I’m getting ready to be very unscientific and use made up math. I observe everything. I notice far more than people think I do. In my past life I was an investigator and a darn good one. As an investigator you learn the art of seeing more than most would ever imagine. Let’s unwrap this.

I believe that most, we’ll call it, 90% of single men play games. I also believe maybe half of them know they do this. Many believe they are still that man who raised his kids and was the husband to his wife for 20 years. His view of who or what he is has not caught up with who he became. This is natural in many today.

Let me add that I was that guy for the first few years I was single. I was still that serious man looking for that serious relationship again. In reality, I couldn’t have pulled that off at all. But in my head I was always capable of the same relationship I left. I played games but had no clue I was doing it. The first category of single is oblivious and lack of self awareness. 

The second category looks different. They’re the naive ones. I fall into this category too often. They think they understand themselves, their motives, and their view of the opposite sex. They can stay in game mode and never fully understand why relationships just never work out. Many stay stuck here for the rest of their lives. 

The third category is my favorite. They stayed true to themselves and others. Being single never changed the faithful loving people they have always been. They somehow dodged the cynical thoughts, the damage they endured never changed who they truly were. They are a delight to know and keep in your life. If you break down they will come get you with no other motive except to help you.

The last and forth category is my least favorite people.
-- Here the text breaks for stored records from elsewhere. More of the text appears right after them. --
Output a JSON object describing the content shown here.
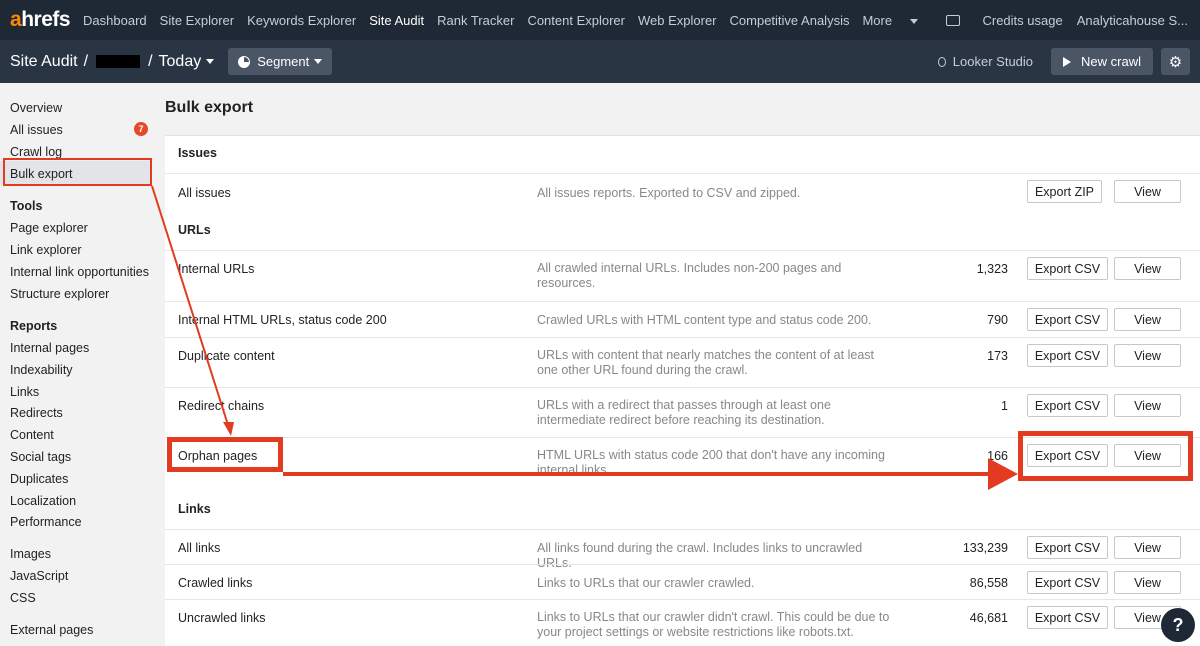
{
  "topnav": {
    "logo_a": "a",
    "logo_rest": "hrefs",
    "links": [
      "Dashboard",
      "Site Explorer",
      "Keywords Explorer",
      "Site Audit",
      "Rank Tracker",
      "Content Explorer",
      "Web Explorer",
      "Competitive Analysis",
      "More"
    ],
    "active_link": "Site Audit",
    "credits": "Credits usage",
    "account": "Analyticahouse S..."
  },
  "subhead": {
    "tool": "Site Audit",
    "separator": "/",
    "date": "Today",
    "segment": "Segment",
    "looker": "Looker Studio",
    "new_crawl": "New crawl"
  },
  "sidebar": {
    "items_top": [
      "Overview",
      "All issues",
      "Crawl log",
      "Bulk export"
    ],
    "issues_badge": "7",
    "tools_heading": "Tools",
    "tools": [
      "Page explorer",
      "Link explorer",
      "Internal link opportunities",
      "Structure explorer"
    ],
    "reports_heading": "Reports",
    "reports": [
      "Internal pages",
      "Indexability",
      "Links",
      "Redirects",
      "Content",
      "Social tags",
      "Duplicates",
      "Localization",
      "Performance"
    ],
    "extra": [
      "Images",
      "JavaScript",
      "CSS"
    ],
    "external": [
      "External pages"
    ]
  },
  "main": {
    "title": "Bulk export",
    "sections": {
      "issues": "Issues",
      "urls": "URLs",
      "links": "Links"
    },
    "rows": [
      {
        "name": "All issues",
        "desc": "All issues reports. Exported to CSV and zipped.",
        "count": "",
        "export": "Export ZIP",
        "view": "View"
      },
      {
        "name": "Internal URLs",
        "desc": "All crawled internal URLs. Includes non-200 pages and resources.",
        "count": "1,323",
        "export": "Export CSV",
        "view": "View"
      },
      {
        "name": "Internal HTML URLs, status code 200",
        "desc": "Crawled URLs with HTML content type and status code 200.",
        "count": "790",
        "export": "Export CSV",
        "view": "View"
      },
      {
        "name": "Duplicate content",
        "desc": "URLs with content that nearly matches the content of at least one other URL found during the crawl.",
        "count": "173",
        "export": "Export CSV",
        "view": "View"
      },
      {
        "name": "Redirect chains",
        "desc": "URLs with a redirect that passes through at least one intermediate redirect before reaching its destination.",
        "count": "1",
        "export": "Export CSV",
        "view": "View"
      },
      {
        "name": "Orphan pages",
        "desc": "HTML URLs with status code 200 that don't have any incoming internal links.",
        "count": "166",
        "export": "Export CSV",
        "view": "View"
      },
      {
        "name": "All links",
        "desc": "All links found during the crawl. Includes links to uncrawled URLs.",
        "count": "133,239",
        "export": "Export CSV",
        "view": "View"
      },
      {
        "name": "Crawled links",
        "desc": "Links to URLs that our crawler crawled.",
        "count": "86,558",
        "export": "Export CSV",
        "view": "View"
      },
      {
        "name": "Uncrawled links",
        "desc": "Links to URLs that our crawler didn't crawl. This could be due to your project settings or website restrictions like robots.txt.",
        "count": "46,681",
        "export": "Export CSV",
        "view": "View"
      }
    ]
  },
  "help": "?",
  "colors": {
    "accent": "#ff8800",
    "annotation": "#e23b22",
    "nav_bg": "#1f2936",
    "badge": "#e4492b"
  },
  "icons": [
    "screen-icon",
    "pie-icon",
    "looker-icon",
    "play-icon",
    "gear-icon",
    "help-icon"
  ]
}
They are devious. Their motives are purely self serving. Their agenda is always what they can get out of others. They play games and revel in the fact they can. If they are of normal intellect, their games are played more like a friendly game of checkers. The really smart ones play chess. They play what I call the long con. From sex to money, they just want to win. Sociopathic thoughts rule their mind and hearts.

I guess that the new “me” being upon me has me thinking more about those I’ve met along the way. I believe, like me, most of you want depth. Maybe even forever in a person. It is my belief that we all have good in us. It is also my belief that we grow that good or that bad side of us by choice. As a man, it’s much easier to be bad than good. The options seem endless. I realized a few years back that I get to decide who I will become. I must to be deliberate in my actions.

I talk about being a good human with a smile on my face. It doesn’t mean I’m not serious about it. My mom and dad raised three men. They were a shining example of good humans. For this my big brothers and I are thankful. In the end though, life is all about choices. Learning self awareness or even caring enough to consider it is so important. My dad always told us to leave people better than you found them. A worthy goal for all of us.